Not having a huge local population to draw on we also rely on supporters in the bigger metropolitan areas of Sydney, Newcastle and Canberra,” says Jon Shiner, founder of Badlands Brewery in Orange. “Often these customers are ordering for rotating taps which makes it hard to forward plan. Luckily, we have shown over many years our craft of consistently producing characterful, interesting but sessionable beers. Sales and logistics are two of our biggest challenges given our location and also finding the right balance of my time.”

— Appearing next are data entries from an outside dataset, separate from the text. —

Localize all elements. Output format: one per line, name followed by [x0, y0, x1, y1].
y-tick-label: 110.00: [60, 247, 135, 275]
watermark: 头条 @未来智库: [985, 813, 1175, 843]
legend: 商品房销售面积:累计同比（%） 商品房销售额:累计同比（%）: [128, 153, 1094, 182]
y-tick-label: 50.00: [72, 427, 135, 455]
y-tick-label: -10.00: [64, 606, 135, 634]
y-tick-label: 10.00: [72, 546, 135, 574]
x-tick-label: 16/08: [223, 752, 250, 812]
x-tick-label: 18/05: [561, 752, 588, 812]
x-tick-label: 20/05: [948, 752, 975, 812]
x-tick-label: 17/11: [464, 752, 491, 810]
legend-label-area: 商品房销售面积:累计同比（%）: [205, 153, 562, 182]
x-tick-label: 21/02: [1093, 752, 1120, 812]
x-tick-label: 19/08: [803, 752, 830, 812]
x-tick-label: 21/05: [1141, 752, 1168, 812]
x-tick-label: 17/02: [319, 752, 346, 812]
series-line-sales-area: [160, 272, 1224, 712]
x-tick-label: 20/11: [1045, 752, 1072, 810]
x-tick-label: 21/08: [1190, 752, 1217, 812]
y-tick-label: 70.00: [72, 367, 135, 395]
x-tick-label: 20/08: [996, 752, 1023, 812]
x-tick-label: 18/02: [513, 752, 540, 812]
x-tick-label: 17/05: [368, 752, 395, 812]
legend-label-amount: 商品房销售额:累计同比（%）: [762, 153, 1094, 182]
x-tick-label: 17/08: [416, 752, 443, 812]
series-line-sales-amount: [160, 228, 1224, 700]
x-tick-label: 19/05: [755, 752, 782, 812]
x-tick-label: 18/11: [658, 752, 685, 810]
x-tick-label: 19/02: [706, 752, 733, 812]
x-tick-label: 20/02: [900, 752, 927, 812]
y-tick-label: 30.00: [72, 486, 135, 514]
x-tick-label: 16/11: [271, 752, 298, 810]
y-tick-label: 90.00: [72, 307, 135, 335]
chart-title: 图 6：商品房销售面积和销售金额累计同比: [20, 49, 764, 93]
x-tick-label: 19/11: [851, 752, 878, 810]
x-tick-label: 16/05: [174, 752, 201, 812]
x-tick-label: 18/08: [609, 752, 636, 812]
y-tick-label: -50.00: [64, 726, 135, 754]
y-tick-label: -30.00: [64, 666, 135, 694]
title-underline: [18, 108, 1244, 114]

“With Sydney being the business and international trade hub of the country, I think they had a head start on the craft beer scene,” adds Jacob Newman, co-founder of Eden Brewery in the Southern Highlands. “That has a trickle down effect to regional NSW as well. As a regional brewery we are incredibly grateful for all the work the Sydney breweries are doing, creating an interest and demand for independent beer, that we can participate in supplying Sydney as well as tourists coming down to visit our region, here in the Southern Highlands. “

Inner West Brewery Association

A major success story in craft brewing circles, The Inner West Brewery Association (IWBA) was founded two years ago to lobby local and state governments for better regulations and conditions for microbreweries. It has also promoted the Inner West suburbs as a brewing hub. In its time, it has seen significant changes implemented to allow the brewpubs there to thrive.

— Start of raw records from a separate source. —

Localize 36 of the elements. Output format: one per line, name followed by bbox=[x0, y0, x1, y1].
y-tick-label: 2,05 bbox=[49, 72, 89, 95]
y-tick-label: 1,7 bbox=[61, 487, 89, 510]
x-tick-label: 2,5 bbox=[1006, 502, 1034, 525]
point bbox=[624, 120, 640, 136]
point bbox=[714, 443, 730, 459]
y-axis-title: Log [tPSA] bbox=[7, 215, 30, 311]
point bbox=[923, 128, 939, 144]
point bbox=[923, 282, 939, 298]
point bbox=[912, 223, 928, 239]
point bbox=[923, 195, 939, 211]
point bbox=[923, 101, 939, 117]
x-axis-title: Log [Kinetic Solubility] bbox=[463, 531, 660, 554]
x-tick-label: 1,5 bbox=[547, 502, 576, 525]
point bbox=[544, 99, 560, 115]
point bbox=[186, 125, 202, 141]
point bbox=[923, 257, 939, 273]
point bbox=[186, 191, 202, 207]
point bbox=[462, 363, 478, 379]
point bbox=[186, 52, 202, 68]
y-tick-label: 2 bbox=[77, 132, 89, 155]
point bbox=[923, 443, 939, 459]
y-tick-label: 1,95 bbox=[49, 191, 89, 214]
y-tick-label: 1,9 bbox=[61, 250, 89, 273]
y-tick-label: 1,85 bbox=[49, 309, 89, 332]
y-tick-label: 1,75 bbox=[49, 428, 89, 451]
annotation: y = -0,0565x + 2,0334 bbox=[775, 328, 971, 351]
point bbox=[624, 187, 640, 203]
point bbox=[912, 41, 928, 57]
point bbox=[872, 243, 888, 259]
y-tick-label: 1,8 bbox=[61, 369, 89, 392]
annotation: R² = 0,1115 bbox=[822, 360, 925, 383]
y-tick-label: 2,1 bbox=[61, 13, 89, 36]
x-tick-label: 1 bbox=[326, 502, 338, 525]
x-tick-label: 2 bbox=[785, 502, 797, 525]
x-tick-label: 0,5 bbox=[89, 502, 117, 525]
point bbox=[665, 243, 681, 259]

“The IWBA is a great platform for brewers to get together and discuss issues that may arise at a local council, state or a federal government level,” says McInerney.

Given the successes of the IWBA, is it something that could be replicated elsewhere in Australia?

“It’s a group of brewers that have formed an association to help raise awareness and deal with issues they face on a local level with council and other regulatory bodies which impact on the way we operate,” says Glenn Wignall, co-founder of The Grifter. “It could definitely be implemented in other parts of Australia.”

The NSW brewing scene is one of the country’s most vibrant, with breweries concentrated in the Inner West, but also spread out in almost every corner of the state. And with more breweries scheduled to open and existing breweries planning expansions and new beer releases, it is a great time to be a craft beer lover in NSW.